About 600,000 people have already been evacuated from the flood plains, but 350,000 more still need to be plucked from roofs or isolated high ground and brought to safety, they say.

However, aid workers said that in some areas the currents were still too strong, and that much of the food being dropped by air had landed in water.

“All the wells and water sources are gone. We foresee a scarcity of water, milk, food. Crops have been destroyed. Land will not be fit for cultivation for six to seven months after the waters recede,” said SP Singh, Red Cross chief in Bihar.

Aditi Kapur of the British aid group Oxfam said authorities were still struggling to come to terms with the disaster.

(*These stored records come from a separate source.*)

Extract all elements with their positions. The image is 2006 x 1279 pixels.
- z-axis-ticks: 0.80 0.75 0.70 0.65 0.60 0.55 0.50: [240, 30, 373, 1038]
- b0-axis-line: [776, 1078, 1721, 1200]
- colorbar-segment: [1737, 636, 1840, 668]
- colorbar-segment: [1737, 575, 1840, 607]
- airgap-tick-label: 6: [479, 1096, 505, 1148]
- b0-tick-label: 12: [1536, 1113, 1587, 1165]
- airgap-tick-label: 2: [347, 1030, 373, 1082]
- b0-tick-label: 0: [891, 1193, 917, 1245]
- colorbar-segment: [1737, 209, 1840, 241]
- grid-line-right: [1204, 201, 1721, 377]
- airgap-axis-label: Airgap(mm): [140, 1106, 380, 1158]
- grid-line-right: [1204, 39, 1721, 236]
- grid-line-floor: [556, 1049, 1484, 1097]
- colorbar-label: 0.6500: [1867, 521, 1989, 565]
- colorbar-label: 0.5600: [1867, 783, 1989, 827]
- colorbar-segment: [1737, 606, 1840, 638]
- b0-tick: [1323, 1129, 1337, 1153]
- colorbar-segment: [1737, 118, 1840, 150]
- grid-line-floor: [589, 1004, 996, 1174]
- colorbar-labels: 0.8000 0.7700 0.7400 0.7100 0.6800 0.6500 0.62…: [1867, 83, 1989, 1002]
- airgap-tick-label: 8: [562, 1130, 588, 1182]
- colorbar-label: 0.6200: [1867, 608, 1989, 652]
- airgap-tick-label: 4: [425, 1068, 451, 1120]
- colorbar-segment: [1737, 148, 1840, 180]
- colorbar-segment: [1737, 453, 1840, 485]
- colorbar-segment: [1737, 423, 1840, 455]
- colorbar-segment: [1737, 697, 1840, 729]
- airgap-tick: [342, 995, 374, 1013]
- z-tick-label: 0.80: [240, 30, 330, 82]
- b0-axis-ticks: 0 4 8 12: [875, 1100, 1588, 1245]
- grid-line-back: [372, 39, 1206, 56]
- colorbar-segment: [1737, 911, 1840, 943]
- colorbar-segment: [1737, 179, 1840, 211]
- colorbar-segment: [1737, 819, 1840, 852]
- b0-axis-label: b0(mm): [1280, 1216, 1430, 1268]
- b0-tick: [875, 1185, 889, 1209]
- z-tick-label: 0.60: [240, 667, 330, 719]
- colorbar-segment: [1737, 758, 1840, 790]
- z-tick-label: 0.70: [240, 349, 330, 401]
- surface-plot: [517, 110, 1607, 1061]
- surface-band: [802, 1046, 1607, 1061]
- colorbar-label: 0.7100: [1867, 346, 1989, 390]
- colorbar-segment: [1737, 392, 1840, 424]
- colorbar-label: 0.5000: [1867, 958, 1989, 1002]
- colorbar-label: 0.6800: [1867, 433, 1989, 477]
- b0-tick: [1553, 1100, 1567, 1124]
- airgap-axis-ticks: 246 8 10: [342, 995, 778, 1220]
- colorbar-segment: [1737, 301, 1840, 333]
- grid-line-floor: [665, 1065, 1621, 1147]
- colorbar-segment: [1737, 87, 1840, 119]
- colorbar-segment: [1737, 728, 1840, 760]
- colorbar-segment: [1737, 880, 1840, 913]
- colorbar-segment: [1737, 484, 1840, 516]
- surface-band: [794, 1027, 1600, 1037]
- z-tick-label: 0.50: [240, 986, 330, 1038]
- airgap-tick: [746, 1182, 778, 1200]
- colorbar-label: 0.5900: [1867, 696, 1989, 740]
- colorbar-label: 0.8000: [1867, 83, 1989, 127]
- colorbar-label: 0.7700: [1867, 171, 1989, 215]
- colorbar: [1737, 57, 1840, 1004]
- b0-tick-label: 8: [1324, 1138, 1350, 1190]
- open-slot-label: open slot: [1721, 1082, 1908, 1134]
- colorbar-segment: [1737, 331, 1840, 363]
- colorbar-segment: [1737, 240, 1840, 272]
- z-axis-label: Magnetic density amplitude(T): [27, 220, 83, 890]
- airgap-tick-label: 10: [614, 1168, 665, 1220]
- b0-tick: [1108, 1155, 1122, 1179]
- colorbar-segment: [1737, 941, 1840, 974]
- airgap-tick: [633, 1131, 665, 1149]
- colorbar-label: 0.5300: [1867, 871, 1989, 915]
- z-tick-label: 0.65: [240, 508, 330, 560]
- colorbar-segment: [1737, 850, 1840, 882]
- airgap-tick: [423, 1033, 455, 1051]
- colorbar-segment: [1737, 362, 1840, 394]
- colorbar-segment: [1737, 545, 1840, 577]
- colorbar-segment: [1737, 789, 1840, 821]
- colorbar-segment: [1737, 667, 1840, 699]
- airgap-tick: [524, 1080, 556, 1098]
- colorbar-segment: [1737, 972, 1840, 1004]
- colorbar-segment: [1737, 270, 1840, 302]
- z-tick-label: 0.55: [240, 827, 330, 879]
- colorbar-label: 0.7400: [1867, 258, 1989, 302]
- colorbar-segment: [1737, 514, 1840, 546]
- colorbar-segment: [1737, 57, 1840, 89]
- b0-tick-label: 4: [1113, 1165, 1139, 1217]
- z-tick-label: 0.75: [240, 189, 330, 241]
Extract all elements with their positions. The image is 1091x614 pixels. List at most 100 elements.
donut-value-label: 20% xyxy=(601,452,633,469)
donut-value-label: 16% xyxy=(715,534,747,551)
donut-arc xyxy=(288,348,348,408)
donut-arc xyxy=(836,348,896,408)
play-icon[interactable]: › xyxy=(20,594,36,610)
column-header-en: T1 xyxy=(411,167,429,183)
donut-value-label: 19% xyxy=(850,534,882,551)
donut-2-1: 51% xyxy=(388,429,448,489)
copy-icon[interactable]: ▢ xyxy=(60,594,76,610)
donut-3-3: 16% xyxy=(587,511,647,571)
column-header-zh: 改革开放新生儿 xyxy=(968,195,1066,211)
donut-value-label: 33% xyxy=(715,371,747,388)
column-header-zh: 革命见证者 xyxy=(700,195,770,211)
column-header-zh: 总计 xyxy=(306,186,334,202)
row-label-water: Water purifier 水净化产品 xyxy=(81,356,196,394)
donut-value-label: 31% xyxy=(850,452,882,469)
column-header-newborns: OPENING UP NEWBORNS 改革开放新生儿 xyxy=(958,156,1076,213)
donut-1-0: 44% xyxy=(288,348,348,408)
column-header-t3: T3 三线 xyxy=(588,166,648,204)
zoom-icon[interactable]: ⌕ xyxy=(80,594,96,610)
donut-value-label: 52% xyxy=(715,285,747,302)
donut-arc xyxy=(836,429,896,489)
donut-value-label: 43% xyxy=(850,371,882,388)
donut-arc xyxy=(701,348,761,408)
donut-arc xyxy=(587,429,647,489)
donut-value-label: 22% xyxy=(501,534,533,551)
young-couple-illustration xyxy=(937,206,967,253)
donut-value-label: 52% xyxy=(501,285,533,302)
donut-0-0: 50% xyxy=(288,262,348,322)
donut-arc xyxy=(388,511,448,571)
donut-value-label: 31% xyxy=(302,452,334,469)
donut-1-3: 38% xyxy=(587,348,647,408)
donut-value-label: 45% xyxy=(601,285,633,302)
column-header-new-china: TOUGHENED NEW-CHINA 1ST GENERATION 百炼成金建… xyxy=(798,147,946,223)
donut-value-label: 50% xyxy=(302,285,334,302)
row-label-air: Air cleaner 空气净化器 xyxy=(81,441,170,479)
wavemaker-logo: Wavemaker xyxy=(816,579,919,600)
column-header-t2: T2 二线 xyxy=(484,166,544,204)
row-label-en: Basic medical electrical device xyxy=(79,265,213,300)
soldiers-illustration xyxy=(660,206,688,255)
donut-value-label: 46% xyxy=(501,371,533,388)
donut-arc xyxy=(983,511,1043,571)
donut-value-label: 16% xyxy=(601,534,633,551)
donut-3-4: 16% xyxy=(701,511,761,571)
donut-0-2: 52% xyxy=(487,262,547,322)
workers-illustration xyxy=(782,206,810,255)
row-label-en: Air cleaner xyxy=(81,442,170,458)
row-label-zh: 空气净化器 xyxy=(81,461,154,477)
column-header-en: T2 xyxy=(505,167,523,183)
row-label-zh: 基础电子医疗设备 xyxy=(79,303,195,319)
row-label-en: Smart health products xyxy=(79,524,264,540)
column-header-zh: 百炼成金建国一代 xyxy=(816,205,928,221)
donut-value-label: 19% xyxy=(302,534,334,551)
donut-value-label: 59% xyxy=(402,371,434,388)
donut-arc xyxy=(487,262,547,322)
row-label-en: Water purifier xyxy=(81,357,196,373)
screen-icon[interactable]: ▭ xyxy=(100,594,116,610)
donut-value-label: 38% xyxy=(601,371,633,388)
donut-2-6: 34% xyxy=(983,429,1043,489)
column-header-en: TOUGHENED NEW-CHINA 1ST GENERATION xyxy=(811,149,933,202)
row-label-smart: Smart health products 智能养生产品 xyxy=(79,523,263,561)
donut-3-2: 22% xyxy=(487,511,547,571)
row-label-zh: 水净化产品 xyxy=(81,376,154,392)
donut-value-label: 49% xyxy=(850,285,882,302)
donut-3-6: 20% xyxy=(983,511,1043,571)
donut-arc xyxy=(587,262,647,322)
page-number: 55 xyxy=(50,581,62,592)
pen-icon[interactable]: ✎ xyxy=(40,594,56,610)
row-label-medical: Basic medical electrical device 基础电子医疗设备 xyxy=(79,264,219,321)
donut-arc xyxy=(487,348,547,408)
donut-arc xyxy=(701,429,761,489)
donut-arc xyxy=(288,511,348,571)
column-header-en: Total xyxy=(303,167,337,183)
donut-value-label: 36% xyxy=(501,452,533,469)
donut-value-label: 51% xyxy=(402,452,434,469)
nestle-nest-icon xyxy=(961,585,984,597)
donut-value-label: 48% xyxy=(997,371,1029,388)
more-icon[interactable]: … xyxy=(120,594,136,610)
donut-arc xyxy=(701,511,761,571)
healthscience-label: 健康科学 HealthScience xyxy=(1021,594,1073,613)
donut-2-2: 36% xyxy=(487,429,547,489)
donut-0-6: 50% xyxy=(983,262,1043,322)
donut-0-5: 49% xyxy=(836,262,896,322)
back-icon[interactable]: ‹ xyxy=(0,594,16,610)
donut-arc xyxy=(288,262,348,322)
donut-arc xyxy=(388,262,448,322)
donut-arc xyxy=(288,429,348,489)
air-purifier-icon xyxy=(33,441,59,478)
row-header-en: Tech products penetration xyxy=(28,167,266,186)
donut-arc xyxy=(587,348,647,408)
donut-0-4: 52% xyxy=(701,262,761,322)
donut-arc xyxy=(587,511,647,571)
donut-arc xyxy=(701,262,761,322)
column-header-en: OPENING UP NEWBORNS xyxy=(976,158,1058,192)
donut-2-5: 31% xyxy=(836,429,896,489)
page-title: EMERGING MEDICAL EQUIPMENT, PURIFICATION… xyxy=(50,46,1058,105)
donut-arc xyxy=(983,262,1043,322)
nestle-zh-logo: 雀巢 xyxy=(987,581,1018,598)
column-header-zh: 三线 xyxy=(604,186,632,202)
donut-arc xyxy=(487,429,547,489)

“The magnitude is greater than what the state has been able to handle. No one was prepared. More needs to be done,” she told AFP.

UN agencies say a total of three million people have been affected by the disaster.

Evacuated villagers, some with buffaloes and cows they managed to rescue, have crowded into every safe building on the edge of the vast flood plain — schools, universities, temples and Madrassas have all turned into shelters.

“A population of at least a million will be homeless and they may not get their homes back,” said Mukesh Puri, emergency specialist with the United Nations children’s agency Unicef.

In the worst-hit areas near the town of Saharsa, 150 kilometres east of the state capital Patna, only tree tops were visible above the water.

Some families were camped on road embankments.

Hira Sada, a 60-year-old farmer, said his village was neck-deep in water — leaving him and his extended family stuck on a road along with some livestock they managed to save.

“We can’t go back for at least three months. But what can we do? There is no work,” he said.

India lost more than 16,000 people in the 2004 tsunami, which killed a total of around 220,000 people, and suffered damage estimated by the United Nations at 2.5 billion dollars.

The death toll from the latest floods is far lower — so far estimated at 100 plus dead — but the number of Indians left homeless is comparable.